- Born: Simone Cornu 5 December 1917 Étampes, France
- Died: 22 October 1995 (aged 77) Neuilly-sur-Seine, France
- Occupation: Editor
- Spouse: Claude Gallimard
- Parent: André Cornu [fr]
- Family: Antoine Christian Isabelle Françoise

= Simone Gallimard =

French editor

Simone Gallimard (née Cornu; 5 December 1917 – 22 October 1995 ) was a French editor, leader of the Mercure de France.

== Career ==
Gallimard was the daughter of André Cornu, a politician and a senior French official who was a senator, deputy before the war and secretary of state for fine arts in different governments, between 1951 and 1954. In 1939, she married Claude Gallimard, son of Gaston Gallimard, founder and boss of the publishing house Gallimard.
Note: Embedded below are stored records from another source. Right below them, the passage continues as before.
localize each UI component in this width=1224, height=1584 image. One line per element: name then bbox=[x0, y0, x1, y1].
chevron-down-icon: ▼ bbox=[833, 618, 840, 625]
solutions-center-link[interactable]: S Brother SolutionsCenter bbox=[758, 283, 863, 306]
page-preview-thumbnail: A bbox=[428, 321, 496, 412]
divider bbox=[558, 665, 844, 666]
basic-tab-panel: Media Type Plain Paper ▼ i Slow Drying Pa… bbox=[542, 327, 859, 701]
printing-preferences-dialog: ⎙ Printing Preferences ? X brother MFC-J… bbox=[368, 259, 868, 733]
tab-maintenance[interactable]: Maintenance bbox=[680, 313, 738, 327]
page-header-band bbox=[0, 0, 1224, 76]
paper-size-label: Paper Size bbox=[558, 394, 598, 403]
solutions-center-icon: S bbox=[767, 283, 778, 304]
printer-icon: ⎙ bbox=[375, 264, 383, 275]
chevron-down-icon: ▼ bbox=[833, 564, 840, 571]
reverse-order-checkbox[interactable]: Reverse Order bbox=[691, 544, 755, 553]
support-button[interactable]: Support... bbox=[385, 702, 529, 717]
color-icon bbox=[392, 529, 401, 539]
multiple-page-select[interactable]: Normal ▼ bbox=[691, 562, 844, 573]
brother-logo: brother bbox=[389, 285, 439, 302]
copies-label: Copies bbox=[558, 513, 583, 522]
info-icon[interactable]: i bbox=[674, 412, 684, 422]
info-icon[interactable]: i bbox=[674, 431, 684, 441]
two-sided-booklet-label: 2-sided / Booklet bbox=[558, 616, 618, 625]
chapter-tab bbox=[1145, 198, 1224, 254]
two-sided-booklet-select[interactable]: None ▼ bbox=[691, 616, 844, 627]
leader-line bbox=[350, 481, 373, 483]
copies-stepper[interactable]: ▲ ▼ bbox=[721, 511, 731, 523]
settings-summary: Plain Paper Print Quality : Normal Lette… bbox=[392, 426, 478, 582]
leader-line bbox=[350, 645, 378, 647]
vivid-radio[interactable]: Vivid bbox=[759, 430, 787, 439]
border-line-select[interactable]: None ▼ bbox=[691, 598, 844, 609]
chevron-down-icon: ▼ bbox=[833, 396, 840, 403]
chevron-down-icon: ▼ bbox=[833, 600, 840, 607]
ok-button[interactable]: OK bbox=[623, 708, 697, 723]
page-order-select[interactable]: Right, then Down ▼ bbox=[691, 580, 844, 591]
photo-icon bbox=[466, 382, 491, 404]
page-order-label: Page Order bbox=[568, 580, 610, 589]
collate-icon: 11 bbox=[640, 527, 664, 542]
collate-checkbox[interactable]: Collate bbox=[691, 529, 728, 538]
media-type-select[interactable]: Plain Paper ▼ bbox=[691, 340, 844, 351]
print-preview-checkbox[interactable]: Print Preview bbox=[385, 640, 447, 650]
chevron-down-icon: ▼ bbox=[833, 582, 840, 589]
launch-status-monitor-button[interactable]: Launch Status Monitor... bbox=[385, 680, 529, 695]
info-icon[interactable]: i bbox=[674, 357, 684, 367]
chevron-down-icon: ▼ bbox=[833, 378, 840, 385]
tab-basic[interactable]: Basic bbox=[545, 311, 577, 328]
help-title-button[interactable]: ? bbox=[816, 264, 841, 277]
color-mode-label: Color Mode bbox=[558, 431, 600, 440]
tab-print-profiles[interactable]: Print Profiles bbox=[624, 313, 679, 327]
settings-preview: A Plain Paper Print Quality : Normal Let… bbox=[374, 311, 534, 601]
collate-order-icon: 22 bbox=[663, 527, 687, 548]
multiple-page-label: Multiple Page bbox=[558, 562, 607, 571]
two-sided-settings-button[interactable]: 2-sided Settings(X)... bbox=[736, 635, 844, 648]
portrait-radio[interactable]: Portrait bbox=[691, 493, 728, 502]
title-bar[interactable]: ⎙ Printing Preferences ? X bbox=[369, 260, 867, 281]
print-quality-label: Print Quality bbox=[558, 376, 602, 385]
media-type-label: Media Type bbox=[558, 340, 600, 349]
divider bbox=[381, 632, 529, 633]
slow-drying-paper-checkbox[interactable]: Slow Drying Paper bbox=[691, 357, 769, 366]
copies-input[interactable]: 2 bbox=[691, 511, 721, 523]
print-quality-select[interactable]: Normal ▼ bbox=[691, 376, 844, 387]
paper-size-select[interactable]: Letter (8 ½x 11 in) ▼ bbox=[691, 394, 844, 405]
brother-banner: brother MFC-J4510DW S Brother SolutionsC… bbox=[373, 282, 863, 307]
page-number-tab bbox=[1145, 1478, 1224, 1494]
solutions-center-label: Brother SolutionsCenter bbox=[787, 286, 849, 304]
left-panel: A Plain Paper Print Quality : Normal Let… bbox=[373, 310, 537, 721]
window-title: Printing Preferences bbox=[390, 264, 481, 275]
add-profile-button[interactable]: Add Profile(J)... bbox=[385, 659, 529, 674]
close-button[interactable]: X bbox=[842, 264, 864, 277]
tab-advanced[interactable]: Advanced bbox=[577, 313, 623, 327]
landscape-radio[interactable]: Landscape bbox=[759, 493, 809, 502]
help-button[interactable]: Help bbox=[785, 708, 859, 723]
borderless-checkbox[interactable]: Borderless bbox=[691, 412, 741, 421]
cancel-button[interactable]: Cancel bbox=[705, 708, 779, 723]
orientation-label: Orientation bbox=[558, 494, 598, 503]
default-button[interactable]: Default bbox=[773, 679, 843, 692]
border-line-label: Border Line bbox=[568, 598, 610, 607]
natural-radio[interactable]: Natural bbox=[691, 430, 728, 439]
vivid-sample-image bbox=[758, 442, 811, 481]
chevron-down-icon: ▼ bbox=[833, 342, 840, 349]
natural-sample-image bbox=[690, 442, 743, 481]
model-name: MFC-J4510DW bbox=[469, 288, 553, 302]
The four children of this marriage were Francoise, Christian, Antoine and Isabelle, all working in the book trade.

After the purchase in 1957 by his father-in-law Gaston Gallimard of Mercure de France, a publishing house founded in 1894 by Alfred Vallette, Simone Gallimard became its director in 1962 and CEO in 1969. She was surrounded by renown literary directors such as Renaud Matignon, Michel Cournot, Paul Pavlowitch, Nicolas Bréhal. Authors of this publishing house received enviable literary prizes: prix Goncourt for Andreï Makine, prix Renaudot for Salvat Etchart, prix Médicis for Michel Butel and François-Olivier Rousseau, prix Femina for Claude Faraggi, Jocelyne François and Paula Jacques.

She was at the heart of the "Émile Ajar affair": Ajar was awarded the prix Goncourt, when he was in fact the pseudonym of Romain Gary, who still remains the only recipient of two Goncourt awards.

She died on 23 October 1995 as a result of cancer. Her daughter, Isabelle, succeeded her as the head of the Mercury of France in 1995.